The United States Court of Appeals for the Sixth Circuit this week claimed that an Ohio law which prohibits physicians from performing abortions when they know the reason a woman is looking for an abortion is that her baby has allergies. It is a major win for pro-life advocates but might face an appeal to the Supreme Court.
The new law, H.B. 214, provides in relevant part:
No person shall purposely perform or induce or attempt to perform or induce an abortion on a pregnant girl when the person has knowledge which the pregnant girl is looking for the abortion, in whole or in part, because of any of these:
(3) Another reason to think that an unborn child has Down syndrome.O.R.C. § 2919.10(B).
Those violating the law are subject to a cost of a fourth-degree statute together with the chance of around 18 months .
What is strange about the legislation is that it turns on real knowledge (“the individual has knowledge which the pregnant girl is looking for the abortion” because of a unborn child with Down Syndrome). Doctors that avert such knowledge would not be able to be charged. It also means that one girl has a constitutionally protected right to abortion when she does not state her motivation while another can be barred from an abortion when she’s honest about her motivation.
Judge Alice Batchelder wrote to the 9-7 bulk in writing which the legislation does not violate a woman’s right to abortion since”There is no absolute or a se right to an abortion based on the phase of the pregnancy” The bulk notes:
“In this instance, Ohio does not rely on its own interest in protecting potential fetal life as support for H.B. 214, at least not explicitly. Instead, Ohio depends upon its own interests : (1) protecting the Disease community by the stigma it suffers from the tradition of Down-syndrome-selective abortions; (2) protecting women whose fetuses suffer syndrome out of coercion by physicians who espouse and urge the abortion of such fetuses; and (3) protecting the integrity and integrity of the medical profession by preventing physicians from enabling such targeted abortions. Neither the goal, effect, validity, nor significance of one or more of these interests ends up on the viability of the fetus.
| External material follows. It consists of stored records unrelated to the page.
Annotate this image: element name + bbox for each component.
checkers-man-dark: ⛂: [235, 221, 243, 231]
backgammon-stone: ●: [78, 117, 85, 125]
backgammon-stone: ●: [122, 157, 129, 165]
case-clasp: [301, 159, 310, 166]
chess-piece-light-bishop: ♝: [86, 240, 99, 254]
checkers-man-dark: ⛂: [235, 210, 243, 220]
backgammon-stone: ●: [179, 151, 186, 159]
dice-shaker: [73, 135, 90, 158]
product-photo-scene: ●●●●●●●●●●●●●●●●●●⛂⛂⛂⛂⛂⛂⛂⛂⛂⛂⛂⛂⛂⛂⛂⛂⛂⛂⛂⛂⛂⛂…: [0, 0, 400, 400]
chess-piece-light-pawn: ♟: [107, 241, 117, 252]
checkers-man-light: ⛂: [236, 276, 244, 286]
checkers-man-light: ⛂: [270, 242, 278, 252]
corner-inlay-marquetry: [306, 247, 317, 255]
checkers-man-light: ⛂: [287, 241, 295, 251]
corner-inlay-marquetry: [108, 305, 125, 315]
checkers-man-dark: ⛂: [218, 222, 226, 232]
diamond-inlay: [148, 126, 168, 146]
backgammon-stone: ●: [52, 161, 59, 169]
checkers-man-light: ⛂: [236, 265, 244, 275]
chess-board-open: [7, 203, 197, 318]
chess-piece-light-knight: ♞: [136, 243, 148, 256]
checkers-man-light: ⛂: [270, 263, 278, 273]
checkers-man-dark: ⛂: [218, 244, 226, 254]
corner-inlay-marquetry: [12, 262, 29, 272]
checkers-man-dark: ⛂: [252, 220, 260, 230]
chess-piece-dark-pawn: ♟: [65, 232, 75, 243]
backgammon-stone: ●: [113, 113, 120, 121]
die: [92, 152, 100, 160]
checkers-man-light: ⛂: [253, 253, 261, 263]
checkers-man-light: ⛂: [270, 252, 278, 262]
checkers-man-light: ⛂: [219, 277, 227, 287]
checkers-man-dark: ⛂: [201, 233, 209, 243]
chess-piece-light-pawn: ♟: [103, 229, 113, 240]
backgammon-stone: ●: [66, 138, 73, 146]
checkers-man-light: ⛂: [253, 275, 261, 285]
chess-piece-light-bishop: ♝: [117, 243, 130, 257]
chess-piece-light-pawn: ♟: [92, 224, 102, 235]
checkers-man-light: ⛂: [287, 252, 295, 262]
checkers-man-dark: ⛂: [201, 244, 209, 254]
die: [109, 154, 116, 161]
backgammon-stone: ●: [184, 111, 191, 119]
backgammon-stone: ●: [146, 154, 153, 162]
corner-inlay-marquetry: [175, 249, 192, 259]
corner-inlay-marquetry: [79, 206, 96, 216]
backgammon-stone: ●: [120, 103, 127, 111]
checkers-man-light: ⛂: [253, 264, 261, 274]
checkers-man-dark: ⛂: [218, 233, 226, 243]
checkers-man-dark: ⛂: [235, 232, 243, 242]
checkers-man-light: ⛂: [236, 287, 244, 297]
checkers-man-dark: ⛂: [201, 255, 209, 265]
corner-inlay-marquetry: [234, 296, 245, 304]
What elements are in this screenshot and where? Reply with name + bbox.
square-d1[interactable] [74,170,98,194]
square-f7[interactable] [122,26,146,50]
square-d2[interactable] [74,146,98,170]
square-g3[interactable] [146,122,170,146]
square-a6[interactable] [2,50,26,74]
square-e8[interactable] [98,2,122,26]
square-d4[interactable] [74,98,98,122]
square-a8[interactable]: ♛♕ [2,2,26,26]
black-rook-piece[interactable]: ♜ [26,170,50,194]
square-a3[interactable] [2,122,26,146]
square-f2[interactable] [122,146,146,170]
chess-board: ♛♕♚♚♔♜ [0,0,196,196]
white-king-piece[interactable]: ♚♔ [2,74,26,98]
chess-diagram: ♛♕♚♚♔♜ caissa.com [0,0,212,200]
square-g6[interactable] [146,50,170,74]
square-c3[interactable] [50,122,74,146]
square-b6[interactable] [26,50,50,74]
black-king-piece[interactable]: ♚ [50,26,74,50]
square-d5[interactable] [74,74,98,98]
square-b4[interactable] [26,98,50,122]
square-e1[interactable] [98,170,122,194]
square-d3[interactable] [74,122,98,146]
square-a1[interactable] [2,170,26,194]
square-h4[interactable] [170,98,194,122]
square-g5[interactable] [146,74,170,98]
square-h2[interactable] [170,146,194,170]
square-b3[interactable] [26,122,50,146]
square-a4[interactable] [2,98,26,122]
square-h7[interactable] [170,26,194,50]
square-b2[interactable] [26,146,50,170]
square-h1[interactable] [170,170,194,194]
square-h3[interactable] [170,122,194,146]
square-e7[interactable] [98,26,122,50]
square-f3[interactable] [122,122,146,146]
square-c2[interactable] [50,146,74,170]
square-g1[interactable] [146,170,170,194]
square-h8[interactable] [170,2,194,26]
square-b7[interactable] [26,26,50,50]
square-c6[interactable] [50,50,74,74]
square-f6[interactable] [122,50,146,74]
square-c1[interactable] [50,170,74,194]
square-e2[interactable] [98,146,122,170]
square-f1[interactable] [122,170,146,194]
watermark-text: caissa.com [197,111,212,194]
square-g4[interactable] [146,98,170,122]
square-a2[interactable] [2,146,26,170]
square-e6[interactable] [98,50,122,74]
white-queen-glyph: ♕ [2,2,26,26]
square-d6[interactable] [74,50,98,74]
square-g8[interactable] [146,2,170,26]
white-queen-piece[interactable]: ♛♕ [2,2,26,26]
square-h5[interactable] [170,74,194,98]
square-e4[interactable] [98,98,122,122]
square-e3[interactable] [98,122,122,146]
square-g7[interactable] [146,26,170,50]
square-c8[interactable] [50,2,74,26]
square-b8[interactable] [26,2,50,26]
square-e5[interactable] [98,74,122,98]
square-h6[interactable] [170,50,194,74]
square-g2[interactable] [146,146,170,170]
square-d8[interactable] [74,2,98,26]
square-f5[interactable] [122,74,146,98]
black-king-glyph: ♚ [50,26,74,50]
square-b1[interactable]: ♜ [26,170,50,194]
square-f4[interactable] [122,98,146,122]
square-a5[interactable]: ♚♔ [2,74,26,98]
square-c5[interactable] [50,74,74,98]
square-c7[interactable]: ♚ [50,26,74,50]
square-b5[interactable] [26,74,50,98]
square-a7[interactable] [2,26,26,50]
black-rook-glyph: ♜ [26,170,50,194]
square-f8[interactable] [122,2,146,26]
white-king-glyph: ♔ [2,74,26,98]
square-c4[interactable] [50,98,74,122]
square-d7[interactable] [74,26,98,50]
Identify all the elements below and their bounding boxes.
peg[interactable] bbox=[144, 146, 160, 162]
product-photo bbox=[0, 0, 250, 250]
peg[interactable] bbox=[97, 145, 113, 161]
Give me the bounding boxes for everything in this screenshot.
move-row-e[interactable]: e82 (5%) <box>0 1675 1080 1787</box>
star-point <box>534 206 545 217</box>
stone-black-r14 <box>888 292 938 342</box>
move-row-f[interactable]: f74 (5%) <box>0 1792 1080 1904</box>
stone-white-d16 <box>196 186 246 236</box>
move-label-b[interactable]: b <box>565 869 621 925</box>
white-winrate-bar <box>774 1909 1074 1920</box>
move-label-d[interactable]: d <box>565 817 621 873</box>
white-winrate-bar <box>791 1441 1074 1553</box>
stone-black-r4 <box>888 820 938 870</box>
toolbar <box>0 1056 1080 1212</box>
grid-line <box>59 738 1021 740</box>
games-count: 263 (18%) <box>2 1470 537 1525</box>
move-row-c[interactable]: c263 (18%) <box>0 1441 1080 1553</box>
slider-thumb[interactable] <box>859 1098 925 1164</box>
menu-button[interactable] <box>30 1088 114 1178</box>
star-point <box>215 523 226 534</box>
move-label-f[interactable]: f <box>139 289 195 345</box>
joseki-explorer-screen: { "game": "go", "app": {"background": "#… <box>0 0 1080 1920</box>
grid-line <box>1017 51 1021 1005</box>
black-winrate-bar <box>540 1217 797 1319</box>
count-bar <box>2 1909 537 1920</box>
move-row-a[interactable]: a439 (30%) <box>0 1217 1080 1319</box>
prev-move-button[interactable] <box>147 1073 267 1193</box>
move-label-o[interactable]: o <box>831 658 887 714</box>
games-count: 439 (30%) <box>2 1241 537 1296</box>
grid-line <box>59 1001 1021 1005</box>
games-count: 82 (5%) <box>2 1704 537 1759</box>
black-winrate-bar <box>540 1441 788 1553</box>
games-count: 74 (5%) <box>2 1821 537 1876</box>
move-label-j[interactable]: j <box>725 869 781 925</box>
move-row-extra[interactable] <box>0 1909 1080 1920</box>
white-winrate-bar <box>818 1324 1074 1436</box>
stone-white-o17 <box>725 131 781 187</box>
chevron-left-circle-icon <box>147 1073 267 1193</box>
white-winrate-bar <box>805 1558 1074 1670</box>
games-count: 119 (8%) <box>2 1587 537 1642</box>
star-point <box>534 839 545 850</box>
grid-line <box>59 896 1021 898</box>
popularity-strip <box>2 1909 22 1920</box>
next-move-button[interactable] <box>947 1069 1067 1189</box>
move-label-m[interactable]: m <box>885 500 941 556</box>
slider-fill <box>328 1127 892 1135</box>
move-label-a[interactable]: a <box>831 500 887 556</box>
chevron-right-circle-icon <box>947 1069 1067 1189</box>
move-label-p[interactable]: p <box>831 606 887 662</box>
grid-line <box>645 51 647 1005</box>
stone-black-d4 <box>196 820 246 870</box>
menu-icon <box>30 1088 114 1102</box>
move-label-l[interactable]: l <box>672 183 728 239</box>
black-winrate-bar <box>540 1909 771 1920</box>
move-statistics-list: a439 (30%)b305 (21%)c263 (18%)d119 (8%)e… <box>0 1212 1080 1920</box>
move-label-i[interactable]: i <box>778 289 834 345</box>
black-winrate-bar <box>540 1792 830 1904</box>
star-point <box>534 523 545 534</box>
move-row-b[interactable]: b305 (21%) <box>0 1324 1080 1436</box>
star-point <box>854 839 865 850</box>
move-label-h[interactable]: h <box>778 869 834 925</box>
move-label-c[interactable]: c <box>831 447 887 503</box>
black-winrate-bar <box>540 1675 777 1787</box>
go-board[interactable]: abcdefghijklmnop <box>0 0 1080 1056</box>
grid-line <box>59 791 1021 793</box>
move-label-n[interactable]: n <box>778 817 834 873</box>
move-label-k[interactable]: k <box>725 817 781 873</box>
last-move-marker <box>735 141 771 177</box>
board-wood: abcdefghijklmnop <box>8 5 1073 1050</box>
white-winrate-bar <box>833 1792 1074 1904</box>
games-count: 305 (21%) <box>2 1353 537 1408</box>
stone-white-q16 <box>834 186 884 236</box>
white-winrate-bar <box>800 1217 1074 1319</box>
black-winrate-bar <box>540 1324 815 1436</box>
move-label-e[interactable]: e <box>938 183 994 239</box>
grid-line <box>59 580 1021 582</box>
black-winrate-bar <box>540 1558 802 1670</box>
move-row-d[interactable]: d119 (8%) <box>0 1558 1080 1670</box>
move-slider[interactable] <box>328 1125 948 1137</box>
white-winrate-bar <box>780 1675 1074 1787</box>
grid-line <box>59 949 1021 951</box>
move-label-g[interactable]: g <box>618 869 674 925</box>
The majority declared that”As limitations or prohibitions proceed, this can be specific and narrow,” she continued, and so it does not pose a”substantial obstacle” to a woman’s ability to get an abortion”
The majority concludes that”[a]so limitations or prohibitions proceed, this is specific and narrow,” and is not a”substantial obstacle” to a woman’s ability to get an abortion.
In his concurrence, Judge Richard Allen Griffin was more blunt and called the practice as equal to eugenics:”Many think that eugenics ended with all the horrors of the Holocaust. Regrettably, it didn’t. Eugenics has been the origin of the Holocaust and is a motivation for many of the selective abortions which occur now.”
In dissent, Judge Bernice Donald declared that”Before viability, the State’s interests aren’t strong enough to support a prohibition on abortion or the imposition of a significant obstacle to the woman’s effective right to elect the process.”
This case could pose a challenge for some members of the Supreme Court such as Chief Justice John Roberts. When it’s upheld, it might allow for similar limitations based on the motivation of a lady in searching for an abortion in different cases of disabilities. The premise has been that the right to a abortion was anticipated to be curtailed gradually by the Court rather than race that an outright overturning of the Roe cases. This could be an important win in that plan in developing an array of exceptions which could finally swallow the rule at Roe.